Living Healthy To Avoid Paragraph 14
It went uncommented at the time in these pages, but January 1 of this year saw the sad death of James Herbert Brennan, author of the Grailquest series of gamebooks (among many others). Even as voracious a reader of the entire paragraph-quest-book genre as I was, the Grailquest series was among my absolute favorites, combining earnestness, adventure, and whimsy in seemingly equal parts. (I'm fairly certain that book series is what taught me how to fold an origami boat . . . which I can still do to this day from memory.)
One element I was always amused by in the Grailquest series – which consisted of eight books – is that paragraph 14 was the "death" paragraph. That is, whenever and however you died in the adventure, you'd go to paragraph 14. The series itself started treating it as a metatextual element, along the lines of (to paraphrase), "You pay the two coppers to the skeletal cloaked figure in the boat, and he rows you across the abyssal river to 14 . . . no, wait. 41 (Whew!)"

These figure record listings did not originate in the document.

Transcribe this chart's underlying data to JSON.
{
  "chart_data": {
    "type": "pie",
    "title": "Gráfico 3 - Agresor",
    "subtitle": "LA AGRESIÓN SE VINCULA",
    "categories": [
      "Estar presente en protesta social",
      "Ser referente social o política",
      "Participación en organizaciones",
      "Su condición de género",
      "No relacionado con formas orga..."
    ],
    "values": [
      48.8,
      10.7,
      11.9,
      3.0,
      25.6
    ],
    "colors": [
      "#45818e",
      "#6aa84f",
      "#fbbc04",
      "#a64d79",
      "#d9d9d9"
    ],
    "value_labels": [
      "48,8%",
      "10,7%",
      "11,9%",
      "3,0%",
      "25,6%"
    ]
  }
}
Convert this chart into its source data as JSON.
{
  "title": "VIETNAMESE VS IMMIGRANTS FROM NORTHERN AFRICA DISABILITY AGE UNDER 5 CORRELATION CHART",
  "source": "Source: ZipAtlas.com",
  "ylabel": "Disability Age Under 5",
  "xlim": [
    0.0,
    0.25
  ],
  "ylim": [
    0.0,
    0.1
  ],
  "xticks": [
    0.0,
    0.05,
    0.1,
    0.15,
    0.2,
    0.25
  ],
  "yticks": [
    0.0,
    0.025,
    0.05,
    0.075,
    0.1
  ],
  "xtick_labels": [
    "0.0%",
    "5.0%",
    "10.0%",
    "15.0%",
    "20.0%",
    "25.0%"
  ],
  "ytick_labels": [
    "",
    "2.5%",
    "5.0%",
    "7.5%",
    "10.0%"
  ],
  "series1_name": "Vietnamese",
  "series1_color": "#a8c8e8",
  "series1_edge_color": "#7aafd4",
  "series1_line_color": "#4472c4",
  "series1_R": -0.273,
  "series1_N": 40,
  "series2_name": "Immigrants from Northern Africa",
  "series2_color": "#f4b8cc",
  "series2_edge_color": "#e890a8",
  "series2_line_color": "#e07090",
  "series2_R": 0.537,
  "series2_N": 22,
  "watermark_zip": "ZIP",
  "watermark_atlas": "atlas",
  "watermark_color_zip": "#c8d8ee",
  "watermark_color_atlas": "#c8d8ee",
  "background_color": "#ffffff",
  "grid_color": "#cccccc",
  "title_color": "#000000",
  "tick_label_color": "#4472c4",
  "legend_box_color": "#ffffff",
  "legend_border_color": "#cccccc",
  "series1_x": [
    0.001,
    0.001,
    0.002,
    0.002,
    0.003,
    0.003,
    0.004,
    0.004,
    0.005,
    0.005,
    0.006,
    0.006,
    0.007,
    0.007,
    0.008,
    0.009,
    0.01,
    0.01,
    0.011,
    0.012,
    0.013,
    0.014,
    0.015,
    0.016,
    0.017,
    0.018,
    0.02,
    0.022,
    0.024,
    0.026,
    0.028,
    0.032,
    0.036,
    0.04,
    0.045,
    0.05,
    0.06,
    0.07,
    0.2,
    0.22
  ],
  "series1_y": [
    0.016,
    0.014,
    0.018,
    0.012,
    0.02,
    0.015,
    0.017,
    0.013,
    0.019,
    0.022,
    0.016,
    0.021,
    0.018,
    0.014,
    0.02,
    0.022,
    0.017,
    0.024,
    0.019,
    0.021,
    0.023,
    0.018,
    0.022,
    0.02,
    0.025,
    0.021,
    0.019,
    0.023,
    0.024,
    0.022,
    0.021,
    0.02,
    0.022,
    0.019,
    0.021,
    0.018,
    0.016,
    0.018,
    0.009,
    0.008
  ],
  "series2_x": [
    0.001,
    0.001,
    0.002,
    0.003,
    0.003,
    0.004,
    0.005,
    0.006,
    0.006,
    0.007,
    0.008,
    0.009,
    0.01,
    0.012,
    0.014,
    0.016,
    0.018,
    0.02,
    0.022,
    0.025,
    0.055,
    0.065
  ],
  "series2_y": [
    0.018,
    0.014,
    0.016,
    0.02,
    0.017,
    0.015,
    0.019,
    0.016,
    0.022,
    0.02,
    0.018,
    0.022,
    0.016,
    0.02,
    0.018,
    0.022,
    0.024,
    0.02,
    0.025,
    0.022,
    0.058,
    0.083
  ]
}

I've always been curious about trying to adapt that strange aspect in my own games in some fashion. Not necessarily in a direct "death = paragraph 14" kind of way, but more in the sense of some random element that players are always looking out for. One idea I have for a tabletop RPG – especially one with a set dice system (such as the three six-siders of GURPS , or the standard d20 of one or two other games out there) – is to just declare that a certain random roll other than maximum or minimum is always something interesting.
Maybe in the game universe, the number 14 is associated with the forces of chaos, and any roll of a 14 – regardless of anything else – is treated as something particularly random: a plot complication, unexpected development, etc. It might be good for the heroes; it might be bad. But it'll be chaotic and memorable.
I envision players always being invested in every roll. Even if it's a near-certain "preordained" success being rolled or "no hope on Earth" super-low-odds attempt, the possibility of that 14 coming up can still shake up the play.
Of course, the number 14 doesn't need to be used, but it's the one that I most associate with "unexpected but anticipated," in honor of the Grailquest series. I'm not sure how well this idea would work, but it seems like a neat possibility . . . and if anyone tries it (or has done something similar), I'd love to hear about it.